When Three People Make a Baby
The long-held belief that we get half our genes from our father and the other half from our mother may not be as accurate as we once thought. In fact, scientists have discovered that your mother's genes might actually have a few inches on that of your father's in the genetic tug-of-war involving your genetic makeup.
The culprit is the mitochondria, which, thanks to memes, we all know is the "powerhouse of the cell" — but the mitochondria is much more than that when it comes to fertilization. Sometimes, in the case of genetic diseases, its function can be deadly. But thanks to pioneer physician John Zhang and his team, families with a known history of genetic diseases may have the opportunity to raise a healthy child through the conception of a 3-parent-baby.
Zhang’s team has provided more details about a healthy conception they helped bring about in a paper published on 3 April in Reproductive Biomedicine Online. Zhang used mitochondrial replacement therapy (MRT) to help a 36-year-old woman to conceive a child. While the woman is asymptomatic of Leigh syndrome, she had already had four pregnancy losses, and her family history was marked with the disease. Leigh syndrome is a severe neurobiological disorder that impairs the central nervous system and becomes apparent in the first year of life, often leading to death several years later.
Twenty percent of all Leigh syndrome cases are linked to mitochondrial inheritance from the mother, which is why Zhang's method of collecting donor immature egg cells (from the "third" person) is proving to be an effective . In his case study, Zhang's team collected 28 healthy donor immature egg cells and verified if the mtDNA (mitochondrial DNA) was safe from pathogenic mutations for insertion. A doctor collected 29 eggs from the mother, but only five were suitable for the procedure.
Using an electrofusion technique, which combines different cells with an electric current, the team transferred the mother's genome into a donated egg with healthy mitochondria. The hybrid egg was then fertilized by the father's sperm and transferred to the mother's womb.

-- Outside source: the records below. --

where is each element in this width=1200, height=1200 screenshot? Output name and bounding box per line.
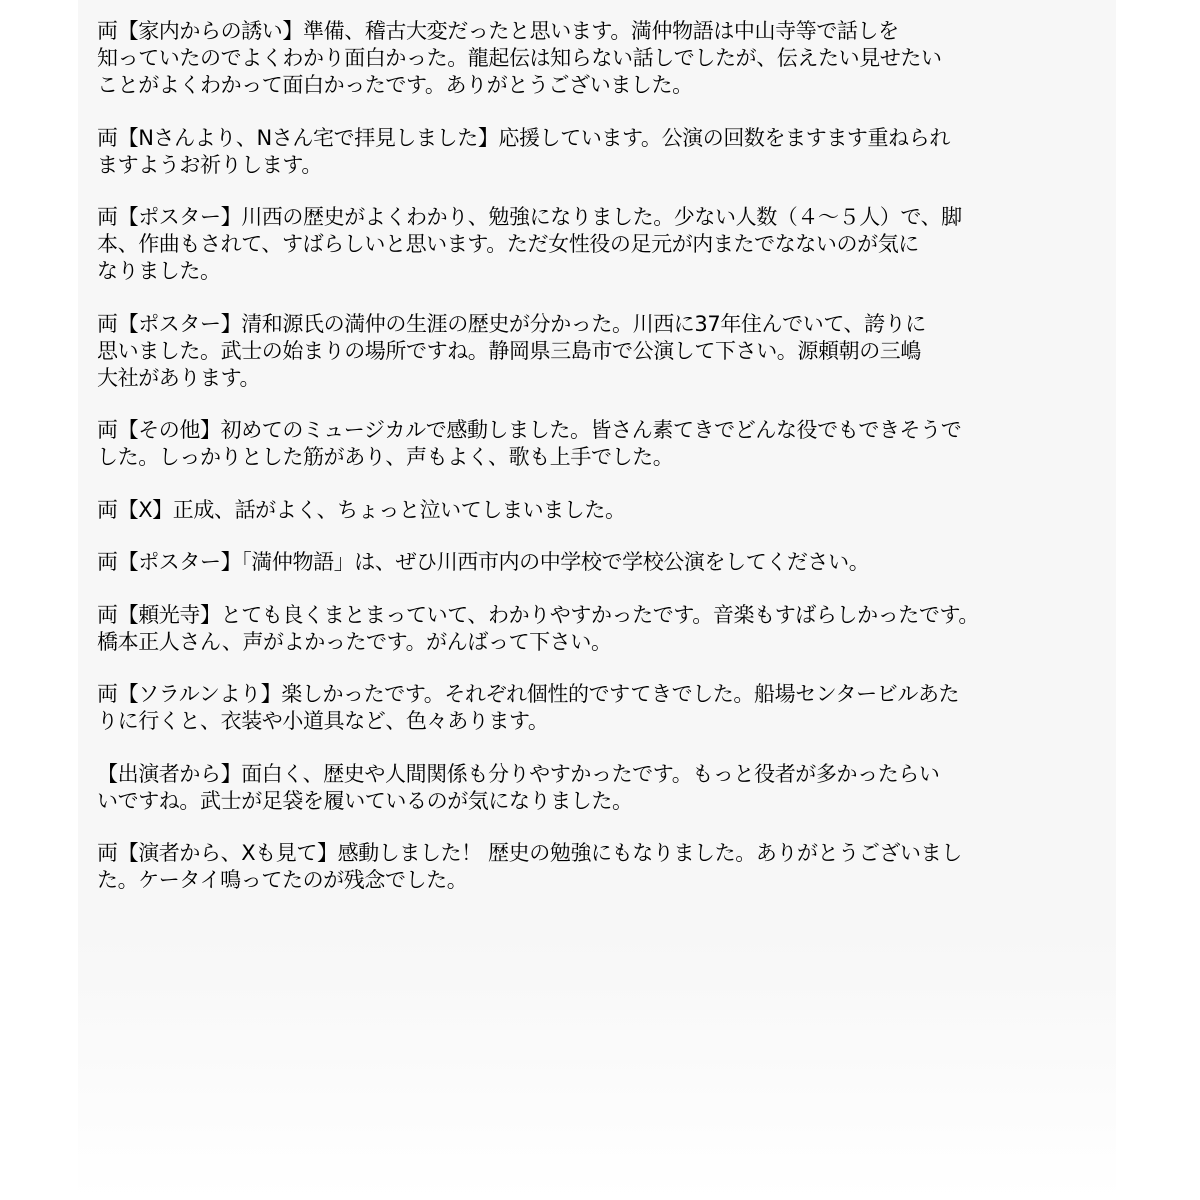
comment-6 bbox=[97, 497, 1112, 524]
comment-line: 知っていたのでよくわかり面白かった。龍起伝は知らない話しでしたが、伝えたい見せたい bbox=[97, 46, 942, 70]
comment-line: 【出演者から】面白く、歴史や人間関係も分りやすかったです。もっと役者が多かったらい bbox=[97, 761, 940, 786]
comment-line: 両【ポスター】川西の歴史がよくわかり、勉強になりました。少ない人数（４〜５人）で、脚 bbox=[97, 205, 962, 229]
comment-line: した。しっかりとした筋があり、声もよく、歌も上手でした。 bbox=[97, 445, 674, 469]
comment-2 bbox=[97, 125, 1112, 179]
comment-3 bbox=[97, 204, 1112, 285]
comment-4 bbox=[97, 311, 1112, 392]
comment-list bbox=[97, 18, 1112, 920]
comment-line: 両【家内からの誘い】準備、稽古大変だったと思います。満仲物語は中山寺等で話しを bbox=[97, 19, 899, 43]
comment-line: 橋本正人さん、声がよかったです。がんばって下さい。 bbox=[97, 629, 612, 654]
comment-line: た。ケータイ鳴ってたのが残念でした。 bbox=[97, 868, 468, 892]
comment-1 bbox=[97, 18, 1112, 99]
comment-line: なりました。 bbox=[97, 259, 221, 283]
comment-line: 思いました。武士の始まりの場所ですね。静岡県三島市で公演して下さい。源頼朝の三嶋 bbox=[97, 338, 921, 363]
comment-line: 両【ポスター】清和源氏の満仲の生涯の歴史が分かった。川西に37年住んでいて、誇りに bbox=[97, 311, 926, 336]
comment-line: 両【頼光寺】とても良くまとまっていて、わかりやすかったです。音楽もすばらしかったです。 bbox=[97, 602, 980, 627]
comment-7 bbox=[97, 549, 1112, 576]
comment-line: いですね。武士が足袋を履いているのが気になりました。 bbox=[97, 788, 633, 813]
comment-line: 両【ソラルンより】楽しかったです。それぞれ個性的ですてきでした。船場センタービルあた bbox=[97, 682, 960, 706]
comment-line: 両【その他】初めてのミュージカルで感動しました。皆さん素てきでどんな役でもできそうで bbox=[97, 418, 962, 442]
comment-10 bbox=[97, 761, 1112, 815]
comment-11 bbox=[97, 840, 1112, 894]
comment-line: 大社があります。 bbox=[97, 365, 261, 390]
comment-5 bbox=[97, 417, 1112, 471]
comment-line: 両【Nさんより、Nさん宅で拝見しました】応援しています。公演の回数をますます重ねられ bbox=[97, 125, 950, 150]
comment-line: 両【演者から、Xも見て】感動しました！ 歴史の勉強にもなりました。ありがとうございまし bbox=[97, 841, 962, 865]
comment-line: ますようお祈りします。 bbox=[97, 152, 322, 177]
comment-line: ことがよくわかって面白かったです。ありがとうございました。 bbox=[97, 73, 693, 97]
comment-9 bbox=[97, 681, 1112, 735]
comment-line: 本、作曲もされて、すばらしいと思います。ただ女性役の足元が内またでなないのが気に bbox=[97, 232, 919, 256]
comment-8 bbox=[97, 602, 1112, 656]
comment-line: りに行くと、衣装や小道具など、色々あります。 bbox=[97, 709, 549, 733]
comment-line: 両【X】正成、話がよく、ちょっと泣いてしまいました。 bbox=[97, 497, 626, 522]
comment-line: 両【ポスター】「満仲物語」は、ぜひ川西市内の中学校で学校公演をしてください。 bbox=[97, 550, 870, 574]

The Politics of Gene Therapy
The MRT technique proved successful with the birth of a healthy male child in 2016. While 25 percent of the mother's total mitochondria was affected by Leigh syndrome, the disease affected only two to nine percent of the child's mitochondria.
In accordance with current U.S. federal law, the fertilized egg with the mother's genome and donor's cytoplasm was implanted in the mother in a fertility clinic in Mexico. The previous procedures, including egg collection, mitochondrial replacement, and fertilization, were conducted in a private fertility clinic in New York.
While the U.K. leads the world in providing MRT, the U.S. has a difficult history with the technique. As of last year, the FDA greenlighted MRT with male embryos only. This is because any family history of mitochondrial disease would end with the male, as he cannot significantly pass on harmful mitochondrial DNA to any of his potential offspring. Even with the FDA's approval, the 2016 congressional budget prohibits the implantation of modified embryos into any woman, which is why Zhang's team went to Mexico.
While many are terrified that MRT will evolve into eugenics and designer babies, it's obvious that without MRT, Zhang's patient may have never had her little boy.